Sub Expression | Description |
---|---|
$1 | capture group 1 of the token pattern, e.g. (/$FiscalYearQuarterTerm/) |
$1[0] | first token of capture group 1 of the token pattern, e.g. the "Q1" token |
$1[0].word | string value of the first token of capture group 1 of the token pattern, e.g. the String "Q1" |
FISCAL_YEAR_QUARTER_MAP[$1[0].word] | mapping of "Q1" token to FYQ1 (defined in defs.sutime.txt ) |
$$3.matchResults[0].word.group(2) | token pattern capture group 3, string pattern capture group 2, e.g. 2019 |
$$3.matchResults[0].word.group(1) | token pattern capture group 3, string pattern capture group 1, e.g. FY |
FISCAL_YEAR_QUARTER_YEAR_OFFSETS_MAP[$1[0].word] | map "Q1" to 1 |
Subtract(..., ...) | 2019 - 1 = 2018 |
IsoDate(..., ..., ...) | an IsoDate built with (2018, ANY, ANY) |
TemporalCompose(INTERSECT, IsoDate(...), ...) | intersection of 2018 with FYQ1 |
The final temporal object is built and associated with the phrase.
Example 2: Mapping Phrases To Southern Hemisphere Seasons
The word winter
means different periods of time in the USA and in Australia.

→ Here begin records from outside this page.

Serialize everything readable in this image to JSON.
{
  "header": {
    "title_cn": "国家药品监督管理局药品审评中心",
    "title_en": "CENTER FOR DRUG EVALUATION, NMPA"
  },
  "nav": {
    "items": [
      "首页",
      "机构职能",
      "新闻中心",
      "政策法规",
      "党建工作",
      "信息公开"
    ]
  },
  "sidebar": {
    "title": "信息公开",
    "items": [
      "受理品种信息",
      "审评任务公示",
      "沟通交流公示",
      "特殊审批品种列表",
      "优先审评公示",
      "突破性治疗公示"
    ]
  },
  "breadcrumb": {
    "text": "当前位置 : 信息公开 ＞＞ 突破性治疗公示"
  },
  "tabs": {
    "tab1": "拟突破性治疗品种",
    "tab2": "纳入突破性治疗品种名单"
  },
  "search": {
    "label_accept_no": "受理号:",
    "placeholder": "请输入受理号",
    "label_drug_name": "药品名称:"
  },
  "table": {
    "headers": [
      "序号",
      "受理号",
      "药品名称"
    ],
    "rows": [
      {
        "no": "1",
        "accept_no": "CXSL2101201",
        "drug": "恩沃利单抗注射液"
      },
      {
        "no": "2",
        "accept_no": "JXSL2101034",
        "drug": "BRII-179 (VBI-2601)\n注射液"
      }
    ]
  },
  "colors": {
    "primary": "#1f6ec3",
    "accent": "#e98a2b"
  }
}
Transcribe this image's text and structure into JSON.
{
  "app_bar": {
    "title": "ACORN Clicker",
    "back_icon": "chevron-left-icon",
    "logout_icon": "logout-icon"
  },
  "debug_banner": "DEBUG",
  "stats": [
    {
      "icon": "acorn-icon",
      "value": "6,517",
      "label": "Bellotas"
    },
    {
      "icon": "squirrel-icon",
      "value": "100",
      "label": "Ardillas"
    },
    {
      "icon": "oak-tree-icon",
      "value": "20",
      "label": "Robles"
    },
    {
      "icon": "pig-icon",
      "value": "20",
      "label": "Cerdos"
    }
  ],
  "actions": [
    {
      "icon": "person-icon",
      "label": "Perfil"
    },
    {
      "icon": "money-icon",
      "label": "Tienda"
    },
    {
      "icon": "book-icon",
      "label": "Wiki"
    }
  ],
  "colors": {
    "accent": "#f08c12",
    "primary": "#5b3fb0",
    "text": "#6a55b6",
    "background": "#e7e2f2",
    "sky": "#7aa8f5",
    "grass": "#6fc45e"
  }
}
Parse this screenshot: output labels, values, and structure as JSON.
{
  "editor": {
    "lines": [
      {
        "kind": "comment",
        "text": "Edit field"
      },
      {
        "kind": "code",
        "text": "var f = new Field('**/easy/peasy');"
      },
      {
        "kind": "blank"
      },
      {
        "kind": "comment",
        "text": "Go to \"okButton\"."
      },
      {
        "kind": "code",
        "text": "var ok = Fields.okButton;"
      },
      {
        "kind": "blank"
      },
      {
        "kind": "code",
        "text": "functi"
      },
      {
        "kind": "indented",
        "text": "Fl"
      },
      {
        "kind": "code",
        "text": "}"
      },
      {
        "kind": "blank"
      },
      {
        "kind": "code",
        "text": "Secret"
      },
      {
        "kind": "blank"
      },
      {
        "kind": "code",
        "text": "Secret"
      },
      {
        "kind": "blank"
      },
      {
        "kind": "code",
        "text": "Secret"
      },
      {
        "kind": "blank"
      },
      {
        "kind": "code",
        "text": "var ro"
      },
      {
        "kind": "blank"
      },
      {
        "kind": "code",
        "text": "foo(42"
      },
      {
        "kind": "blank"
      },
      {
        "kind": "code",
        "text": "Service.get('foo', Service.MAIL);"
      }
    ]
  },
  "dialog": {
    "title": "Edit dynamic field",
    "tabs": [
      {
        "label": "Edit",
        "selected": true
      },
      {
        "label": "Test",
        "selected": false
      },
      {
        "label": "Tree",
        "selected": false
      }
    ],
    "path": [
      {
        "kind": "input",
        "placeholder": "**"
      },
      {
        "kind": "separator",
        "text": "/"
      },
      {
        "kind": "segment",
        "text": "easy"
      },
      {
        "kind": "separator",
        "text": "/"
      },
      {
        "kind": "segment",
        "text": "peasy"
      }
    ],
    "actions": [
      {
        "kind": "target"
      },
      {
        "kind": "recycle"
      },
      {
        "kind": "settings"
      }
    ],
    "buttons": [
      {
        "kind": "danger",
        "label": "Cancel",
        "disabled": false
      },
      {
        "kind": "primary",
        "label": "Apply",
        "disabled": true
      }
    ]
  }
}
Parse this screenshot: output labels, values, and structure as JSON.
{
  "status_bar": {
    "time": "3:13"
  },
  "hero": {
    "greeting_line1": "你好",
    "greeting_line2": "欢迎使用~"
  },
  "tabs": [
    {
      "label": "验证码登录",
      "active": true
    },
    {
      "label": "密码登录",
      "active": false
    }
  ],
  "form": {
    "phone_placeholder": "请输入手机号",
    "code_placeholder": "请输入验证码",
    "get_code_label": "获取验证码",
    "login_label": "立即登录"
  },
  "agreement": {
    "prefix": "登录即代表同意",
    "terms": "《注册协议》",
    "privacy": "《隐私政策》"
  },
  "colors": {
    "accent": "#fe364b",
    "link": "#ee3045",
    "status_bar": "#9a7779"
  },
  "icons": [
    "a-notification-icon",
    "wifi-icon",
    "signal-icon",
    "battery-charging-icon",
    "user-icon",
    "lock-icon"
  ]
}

If you wanted to customize the time period the season referred to, the best way to do this is to alter the seasonal definitions in defs.sutime.txt
.
// Dates are rough with respect to northern hemisphere (actual
// solstice/equinox days depend on the year)
SPRING_EQUINOX = {
type: DAY_OF_YEAR,
value: InexactTime( TimeRange( IsoDate(ANY, 3, 20), IsoDate(ANY, 3, 21) ) )
}
SUMMER_SOLSTICE = {
type: DAY_OF_YEAR,
value: InexactTime( TimeRange( IsoDate(ANY, 6, 20), IsoDate(ANY, 6, 21) ) )
}
FALL_EQUINOX = {
type: DAY_OF_YEAR,
value: InexactTime( TimeRange( IsoDate(ANY, 9, 22), IsoDate(ANY, 9, 23) ) )
}
WINTER_SOLSTICE = {
type: DAY_OF_YEAR,
value: InexactTime( TimeRange( IsoDate(ANY, 12, 21), IsoDate(ANY, 12, 22) ) )
}
...
// Dates for seasons are rough with respect to northern hemisphere
SPRING = {
type: SEASON_OF_YEAR,
label: "SP",
value: InexactTime( SPRING_EQUINOX, QUARTER, TimeRange( MARCH, JUNE, QUARTER ) ) }
SUMMER = {
type: SEASON_OF_YEAR,
label: "SU",
value: InexactTime( SUMMER_SOLSTICE, QUARTER, TimeRange( JUNE, SEPTEMBER, QUARTER ) )
}
FALL = {
type: SEASON_OF_YEAR,
label: "FA",
value: InexactTime( FALL_EQUINOX, QUARTER, TimeRange( SEPTEMBER, DECEMBER, QUARTER ) )
}
WINTER = {
type: SEASON_OF_YEAR,
label: "WI",
value: InexactTime( WINTER_SOLSTICE, QUARTER, TimeRange( DECEMBER, MARCH, QUARTER ) )
}
For instance, these would be the updated rules in defs.sutime.txt
// Dates are rough with respect to northern hemisphere (actual
// solstice/equinox days depend on the year)
SPRING_EQUINOX = {
type: DAY_OF_YEAR,
value: InexactTime( TimeRange( IsoDate(ANY, 9, 22), IsoDate(ANY, 9, 23) ) )
}
SUMMER_SOLSTICE = {
type: DAY_OF_YEAR,
value: InexactTime( TimeRange( IsoDate(ANY, 12, 21), IsoDate(ANY, 12, 22) ) )
}
FALL_EQUINOX = {
type: DAY_OF_YEAR,
value: InexactTime( TimeRange( IsoDate(ANY, 3, 20), IsoDate(ANY, 3, 21) ) )
}
WINTER_SOLSTICE = {
type: DAY_OF_YEAR,
value: InexactTime( TimeRange( IsoDate(ANY, 6, 20), IsoDate(ANY, 6, 21) ) )
}
// Dates for seasons are rough with respect to northern hemisphere
SPRING = {
type: SEASON_OF_YEAR,
label: "SP",
value: InexactTime( SPRING_EQUINOX, QUARTER, TimeRange( SEPTEMBER, DECEMBER, QUARTER ) ) }
SUMMER = {
type: SEASON_OF_YEAR,
label: "SU",
value: InexactTime( SUMMER_SOLSTICE, QUARTER, TimeRange( DECEMBER, MARCH, QUARTER ) )
}
FALL = {
type: SEASON_OF_YEAR,
label: "FA",
value: InexactTime( FALL_EQUINOX, QUARTER, TimeRange( MARCH, JUNE, QUARTER ) )
}
WINTER = {
type: SEASON_OF_YEAR,
label: "WI",
value: InexactTime( WINTER_SOLSTICE, QUARTER, TimeRange( JUNE, SEPTEMBER, QUARTER ) )
}
If you have created a custom rules file, you can tell SUTime to use it by setting the sutime.rules
property when running a pipeline. This property takes in a list of rules files and reads them in order.